Re-engineering Photosynthesis

New Scientist has an article today titled "A blue-green revolution: Upgrading photosynthesis."  In it, the author describes various possible upgrades that could be made to the photosynthetic machinery in modern plants.

The main point is that the chloroplasts in modern plants can trace their ancestry back to a photosynthetic bacteria which was engulfed by another cell some 1.5 billion years ago or so.  Since that time, this original chloroplast has been passed down to all photosynthetic algae and plants.  Of course it has evolved over time, and there are differences amongst the chloroplasts in various species of plants, but the divergence between these chloroplasts is very small compared to the changes that have occurred in single cell photosynthetic bacteria.

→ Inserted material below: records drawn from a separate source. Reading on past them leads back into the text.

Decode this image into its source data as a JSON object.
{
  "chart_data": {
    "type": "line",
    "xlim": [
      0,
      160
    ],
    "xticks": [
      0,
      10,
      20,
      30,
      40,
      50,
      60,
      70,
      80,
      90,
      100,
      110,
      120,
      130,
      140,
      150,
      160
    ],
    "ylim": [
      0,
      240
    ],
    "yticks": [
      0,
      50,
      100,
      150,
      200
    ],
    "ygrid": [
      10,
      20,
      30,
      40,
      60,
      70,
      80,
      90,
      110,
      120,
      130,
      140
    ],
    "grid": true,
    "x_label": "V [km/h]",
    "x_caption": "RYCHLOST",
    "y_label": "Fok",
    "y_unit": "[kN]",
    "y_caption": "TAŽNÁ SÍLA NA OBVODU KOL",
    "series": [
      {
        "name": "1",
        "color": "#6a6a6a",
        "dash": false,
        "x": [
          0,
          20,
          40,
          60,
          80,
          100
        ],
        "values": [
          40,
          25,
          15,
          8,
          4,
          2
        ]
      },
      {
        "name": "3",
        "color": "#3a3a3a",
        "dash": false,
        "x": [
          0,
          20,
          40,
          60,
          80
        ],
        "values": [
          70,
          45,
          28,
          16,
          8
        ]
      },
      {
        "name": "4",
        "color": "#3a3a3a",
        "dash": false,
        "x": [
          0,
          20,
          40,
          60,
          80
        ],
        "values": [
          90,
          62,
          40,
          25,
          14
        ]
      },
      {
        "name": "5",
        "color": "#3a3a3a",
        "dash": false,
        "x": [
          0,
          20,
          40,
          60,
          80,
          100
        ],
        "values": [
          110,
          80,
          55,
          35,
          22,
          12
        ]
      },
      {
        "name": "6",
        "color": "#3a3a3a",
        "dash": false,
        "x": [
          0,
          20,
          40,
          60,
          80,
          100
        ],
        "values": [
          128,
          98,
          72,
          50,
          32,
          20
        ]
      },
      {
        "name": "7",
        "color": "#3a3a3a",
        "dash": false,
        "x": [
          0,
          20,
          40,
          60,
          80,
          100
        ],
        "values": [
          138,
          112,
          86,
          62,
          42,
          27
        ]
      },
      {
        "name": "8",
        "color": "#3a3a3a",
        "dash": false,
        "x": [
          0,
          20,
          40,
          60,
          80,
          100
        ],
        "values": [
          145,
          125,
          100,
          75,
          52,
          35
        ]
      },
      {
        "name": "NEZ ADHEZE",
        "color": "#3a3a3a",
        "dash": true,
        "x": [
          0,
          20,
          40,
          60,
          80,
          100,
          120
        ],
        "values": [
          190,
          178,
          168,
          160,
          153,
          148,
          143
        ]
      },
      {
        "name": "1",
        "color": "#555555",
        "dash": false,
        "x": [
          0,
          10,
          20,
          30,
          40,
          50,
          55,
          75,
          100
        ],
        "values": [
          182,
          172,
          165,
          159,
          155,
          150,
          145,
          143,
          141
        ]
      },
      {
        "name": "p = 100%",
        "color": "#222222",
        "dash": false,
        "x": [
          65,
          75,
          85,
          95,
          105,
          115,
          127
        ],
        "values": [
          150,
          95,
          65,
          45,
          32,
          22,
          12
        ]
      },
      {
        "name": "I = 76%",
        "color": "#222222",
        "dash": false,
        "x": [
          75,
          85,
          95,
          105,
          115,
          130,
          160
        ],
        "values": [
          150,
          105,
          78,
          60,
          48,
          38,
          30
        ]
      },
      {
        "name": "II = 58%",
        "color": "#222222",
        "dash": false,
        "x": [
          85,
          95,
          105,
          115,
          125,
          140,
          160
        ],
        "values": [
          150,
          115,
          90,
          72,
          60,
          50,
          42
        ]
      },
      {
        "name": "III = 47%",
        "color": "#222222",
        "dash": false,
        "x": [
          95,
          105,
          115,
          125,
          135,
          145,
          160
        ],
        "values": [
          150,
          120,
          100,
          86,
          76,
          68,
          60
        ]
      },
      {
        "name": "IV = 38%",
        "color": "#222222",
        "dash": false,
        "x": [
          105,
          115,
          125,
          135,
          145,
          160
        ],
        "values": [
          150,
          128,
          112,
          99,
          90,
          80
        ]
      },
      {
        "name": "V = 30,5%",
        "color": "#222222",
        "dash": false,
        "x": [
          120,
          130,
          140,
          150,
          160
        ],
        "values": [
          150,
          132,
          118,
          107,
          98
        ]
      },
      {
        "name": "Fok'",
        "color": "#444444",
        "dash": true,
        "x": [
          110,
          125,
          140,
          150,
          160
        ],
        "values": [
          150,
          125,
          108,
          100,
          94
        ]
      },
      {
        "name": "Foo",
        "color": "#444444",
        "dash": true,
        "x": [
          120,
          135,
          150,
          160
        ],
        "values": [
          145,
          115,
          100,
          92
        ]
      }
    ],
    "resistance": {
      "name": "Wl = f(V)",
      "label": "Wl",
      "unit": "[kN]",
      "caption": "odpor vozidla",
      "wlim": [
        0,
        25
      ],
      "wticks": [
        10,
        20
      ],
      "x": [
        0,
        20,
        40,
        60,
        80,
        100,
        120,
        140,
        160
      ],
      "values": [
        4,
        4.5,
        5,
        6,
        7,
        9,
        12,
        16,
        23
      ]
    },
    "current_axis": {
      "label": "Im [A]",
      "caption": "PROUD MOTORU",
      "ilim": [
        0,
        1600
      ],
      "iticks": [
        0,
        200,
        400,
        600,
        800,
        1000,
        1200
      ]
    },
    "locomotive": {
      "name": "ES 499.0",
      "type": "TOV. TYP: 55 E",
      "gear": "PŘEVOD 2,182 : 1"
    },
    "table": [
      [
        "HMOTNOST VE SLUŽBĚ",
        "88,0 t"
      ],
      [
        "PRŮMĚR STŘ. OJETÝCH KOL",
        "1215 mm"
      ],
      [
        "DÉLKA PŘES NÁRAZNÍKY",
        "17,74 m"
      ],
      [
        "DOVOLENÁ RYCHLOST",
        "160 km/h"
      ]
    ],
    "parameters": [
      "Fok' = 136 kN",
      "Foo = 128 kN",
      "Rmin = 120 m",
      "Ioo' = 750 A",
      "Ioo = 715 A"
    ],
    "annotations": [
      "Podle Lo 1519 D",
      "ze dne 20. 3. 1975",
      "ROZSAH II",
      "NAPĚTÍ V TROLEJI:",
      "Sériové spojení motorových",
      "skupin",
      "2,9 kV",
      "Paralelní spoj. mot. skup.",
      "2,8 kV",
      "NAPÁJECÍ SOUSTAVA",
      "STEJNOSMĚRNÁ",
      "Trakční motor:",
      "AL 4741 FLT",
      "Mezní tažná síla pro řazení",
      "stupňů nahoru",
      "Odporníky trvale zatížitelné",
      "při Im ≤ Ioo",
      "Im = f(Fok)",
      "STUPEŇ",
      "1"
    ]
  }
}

Why wouldn't we expect to see an equal diversification in the chloroplasts in algae and plants vs. photosynthetic bacteria? "Think of the countless cyanobacteria living in the sea. If a mutation enables one cyanobacterium to photosynthesise more efficiently, it will grow and reproduce faster, and its descendants could come to dominate a population within weeks. The rampant gene-swapping among simple cells means other kinds of bacteria could acquire this trait too.  Now suppose that same mutation occurs in a chloroplast in a plant. It might not be beneficial in plants, as what is good for chloroplasts can be bad for the host cell. Even if the mutation is beneficial, the odds are the chloroplast is in a leaf that will fall to the ground and die. And even if the mutation occurs in a cell that eventually gives rise to a new plant, the much slower reproduction rate of plants means it will take many decades for the mutation to spread through a population."  In other words, the fact that the bacteria are single-celled with short-lifetimes and prolific gene swapping, translates to a faster rate of evolution when compared to multi-cellular, longer lived plants and algae.

So what are the trends we see in today's most fashionable photosynthetic bacteria?
Adjusting to developments in the atmosphere.  The modern atmosphere is composed of about 78% Nitrogen, 21% Oxygen, and only 0.039% Carbon Dioxide (although it seems like we're trying to change that balance as fast as we can...).  Of course 2 billion years ago when that original photosynthetic bacteria was engulfed and on its way to becoming the ancestor of chloroplasts, the atmosphere had almost no Oxygen, and significantly more Carbon Dioxide, Carbon Monoxide, and other gases.

Proteins like rubisco, which take the carbon from CO2 and use it to help form sugar molecules.  The ancient rubisco would take up Oxygen or Carbon Dioxide.  Since there was a negligible amount of Oxygen, this didn't matter that much.  Now however, with a lot of Oxygen present, rubisco frequently grabs an Oxygen instead of a Carbon Dioxide, which results in a destruction of food instead of creation.

Cyanobacteria on the otherhand have evolved a way to mitigate this.  These organisms create carboxysomes, small compartments that allow Carbon Dioxide but keep Oxygen out.  Rubisco in carboxysomes is therefore free to spend its time being productive.  Moreover, carboxysomes also have an enzyme called carbonic anhydrase, which will convert bicarbonate to CO2, further increasing the amount of CO2 present to form sugar.

A second optimization that is discussed is in Nitrogen fixation.  Many plants are unable to take molecular Nitrogen from the air to use as raw Nitrogen in cellular processes.  Instead they often rely on symbiotic bacteria near their roots to do this for them, or alternatively, a friendly farmer to throw down some Nitrogen containing fertilizer.  The enzyme nitrogenase is capable of fixing molecular Nitrogen for use in plants, but unfortunately, nitrogenase is destroyed by Oxygen.  If plants could be designed to produce Nitrogenase at night however, when photosynthesis is not occurring and consequently lower levels of Oxygen are present, this might allow plants to effectively produce their own fertilizer.  Or, if nitrogenase could be inserted into a compartment like carboxysome, that also might prove beneficial.